“Dizer que há transferência de um cargo de gestão pública para outro cargo de gestão pública não é verdade e põe-se aqui outro problema: […] não houve conhecimento antecipado [da ida para AMT]”, afirmou o antigo presidente do Conselho de Administração (PCA) da CP — Comboios de Portugal, no parlamento.

Manuel Queiró exercia o cargo na altura em que a atual secretária de Estado da Mobilidade, Cristina Dias, era administradora e saiu da empresa a seu pedido, no âmbito de um programa de rescisões por mútuo acordo, com uma indemnização de 80.000 euros, para assumir um cargo de gestão na AMT, também empresa pública.

O antigo responsável prestava esclarecimentos na Comissão de Economia, Obras Públicas e Habitação, a pedido do Chega, quando explicou que a renúncia ao cargo de administradora da CP pedido por Cristina Dias e o pedido para integrar o plano de rescisões por mútuo acordo, já na qualidade de quadro da CP, são duas situações diferentes.

“A empresa não pode negar-se a corresponder positivamente aos dois pedidos”, vincou Manuel Queiró, acrescentando que “não há nenhum registo escrito da comunicação do lugar para onde a doutora Cristina Dias foi convidada” e, na sua opinião, “nem tinha de haver”.

O antigo responsável foi questionado pelo PS sobre se existiu uma “via rápida” para a rescisão de Cristina Dias, uma vez que a saída data de 22 de julho de 2015 e a sua entrada na AMT data do dia seguinte, mas Manuel Queiró não respondeu.

Quanto ao prazo de 30 dias estipulado para a transição de cargos, trazido ao debate pelo Chega, o antigo responsável citou uma ata de 23 de julho de 2015, dia em que tomou conhecimento da ida de Cristina Dias para a AMT através das plataformas onde o Governo publicita as suas decisões, em que foi deliberado prescindir do prazo previsto.

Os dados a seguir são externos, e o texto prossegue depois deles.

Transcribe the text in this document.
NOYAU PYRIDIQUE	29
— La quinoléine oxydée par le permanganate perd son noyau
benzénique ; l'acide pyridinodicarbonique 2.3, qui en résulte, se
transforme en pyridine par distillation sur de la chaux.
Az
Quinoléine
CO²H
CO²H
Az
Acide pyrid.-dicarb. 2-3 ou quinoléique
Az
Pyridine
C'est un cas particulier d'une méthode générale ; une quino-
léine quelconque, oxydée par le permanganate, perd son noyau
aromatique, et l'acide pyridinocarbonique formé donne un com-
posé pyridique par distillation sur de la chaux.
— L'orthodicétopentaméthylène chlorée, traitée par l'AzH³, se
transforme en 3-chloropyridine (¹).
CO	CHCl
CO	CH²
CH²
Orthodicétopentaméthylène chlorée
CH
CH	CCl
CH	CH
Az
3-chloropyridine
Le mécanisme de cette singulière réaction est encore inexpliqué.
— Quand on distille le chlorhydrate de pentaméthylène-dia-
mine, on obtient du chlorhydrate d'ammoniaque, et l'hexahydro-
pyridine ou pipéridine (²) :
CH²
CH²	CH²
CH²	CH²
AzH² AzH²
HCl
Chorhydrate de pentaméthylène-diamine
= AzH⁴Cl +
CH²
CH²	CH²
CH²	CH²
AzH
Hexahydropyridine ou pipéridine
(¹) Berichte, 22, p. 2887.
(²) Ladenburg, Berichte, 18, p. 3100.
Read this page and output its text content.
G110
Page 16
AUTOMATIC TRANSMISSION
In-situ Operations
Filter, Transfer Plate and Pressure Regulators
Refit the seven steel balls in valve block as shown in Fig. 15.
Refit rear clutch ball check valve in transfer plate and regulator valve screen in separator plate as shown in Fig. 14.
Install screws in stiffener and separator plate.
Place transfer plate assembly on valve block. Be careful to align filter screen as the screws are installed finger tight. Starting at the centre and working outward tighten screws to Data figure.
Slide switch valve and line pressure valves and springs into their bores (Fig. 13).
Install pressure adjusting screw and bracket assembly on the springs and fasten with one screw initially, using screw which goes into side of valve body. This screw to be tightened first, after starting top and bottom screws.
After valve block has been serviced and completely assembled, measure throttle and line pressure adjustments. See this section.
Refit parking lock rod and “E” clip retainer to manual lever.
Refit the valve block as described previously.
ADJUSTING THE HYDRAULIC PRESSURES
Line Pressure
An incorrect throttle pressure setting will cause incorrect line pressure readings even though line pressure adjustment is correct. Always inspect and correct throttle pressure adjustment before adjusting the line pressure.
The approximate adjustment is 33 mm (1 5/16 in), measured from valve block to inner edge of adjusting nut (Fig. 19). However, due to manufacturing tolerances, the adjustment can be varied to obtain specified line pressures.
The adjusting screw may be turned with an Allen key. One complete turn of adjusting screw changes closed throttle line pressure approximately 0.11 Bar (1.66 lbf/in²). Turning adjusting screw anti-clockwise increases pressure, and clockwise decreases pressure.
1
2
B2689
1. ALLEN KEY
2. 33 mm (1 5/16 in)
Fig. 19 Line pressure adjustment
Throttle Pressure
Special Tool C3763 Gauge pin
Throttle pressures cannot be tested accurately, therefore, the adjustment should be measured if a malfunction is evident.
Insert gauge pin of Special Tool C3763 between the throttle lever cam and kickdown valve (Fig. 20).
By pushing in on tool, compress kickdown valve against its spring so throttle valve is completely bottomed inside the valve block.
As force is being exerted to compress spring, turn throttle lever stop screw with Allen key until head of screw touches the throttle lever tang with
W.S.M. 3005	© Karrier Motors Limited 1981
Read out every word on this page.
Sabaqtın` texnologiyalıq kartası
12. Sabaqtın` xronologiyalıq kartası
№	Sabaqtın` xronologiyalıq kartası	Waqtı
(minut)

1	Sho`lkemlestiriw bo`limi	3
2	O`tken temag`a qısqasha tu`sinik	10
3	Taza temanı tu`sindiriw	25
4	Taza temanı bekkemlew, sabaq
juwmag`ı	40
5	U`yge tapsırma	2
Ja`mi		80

Ainda em resposta às questões do Chega, o antigo presidente da CP disse que a empresa não podia negar o direito à integração no plano de rescisões porque “esse plano obedecia a um conjunto de regras que foram definidas em abstrato e de modo impessoal” e “nunca foi negado esse pedido” nas várias centenas de casos.

Questionado pelo PS sobre como foi calculado o valor da indemnização e quem esteve na reunião onde o pagamento foi autorizado, Manuel Queiró disse que “a fixação de valores de compensação foi feita com um normativo definido na empresa” antes dos seus mandatos e garantiu que “o Conselho de Administração nunca participou numa reunião de fixação desses valores”.

Já no tempo de resposta às questões do PSD, o antigo responsável da CP admitiu que “houve uma política deliberada de emagrecer, cortar gorduras, no setor técnico administrativo” da CP.

Numa audição ‘acesa’, com várias interrupções e trocas de palavras entre deputados e o convidado, os deputados consideraram que Manuel Queiró deixou várias questões por responder, enquanto o convidado entendeu que a questão foi esclarecida.

Em 19 de abril, o Correio da Manhã noticiou o caso, após Cristina Dias ter sido anunciada como secretária de Estado da Mobilidade e, no mesmo dia, o ministro da Presidência, António Leitão Amaro, defendeu que a governante recebeu a sua indemnização com base em 18 anos de trabalho na CP e que até se lhe aplicou “o mais baixo dos dois salários que poderia ser ponderado”, como técnica superior e não como administradora, cargo que exercia quando deixou a empresa.

Na semana passada, o ex-diretor da EMEF Francisco Fortunato considerou que nenhuma norma foi cumprida na indemnização paga pela CP a Cristina Dias e que, na sua opinião, tratou-se de “um ato de má gestão lesivo do interesse público, feito à total revelia dos normativos existentes e da política de austeridade então aplicada pelo Governo à generalidade dos trabalhadores”, uma vez que a secretária de Estado não cumpria os requisitos para integrar o plano de rescisões por mútuo acordo.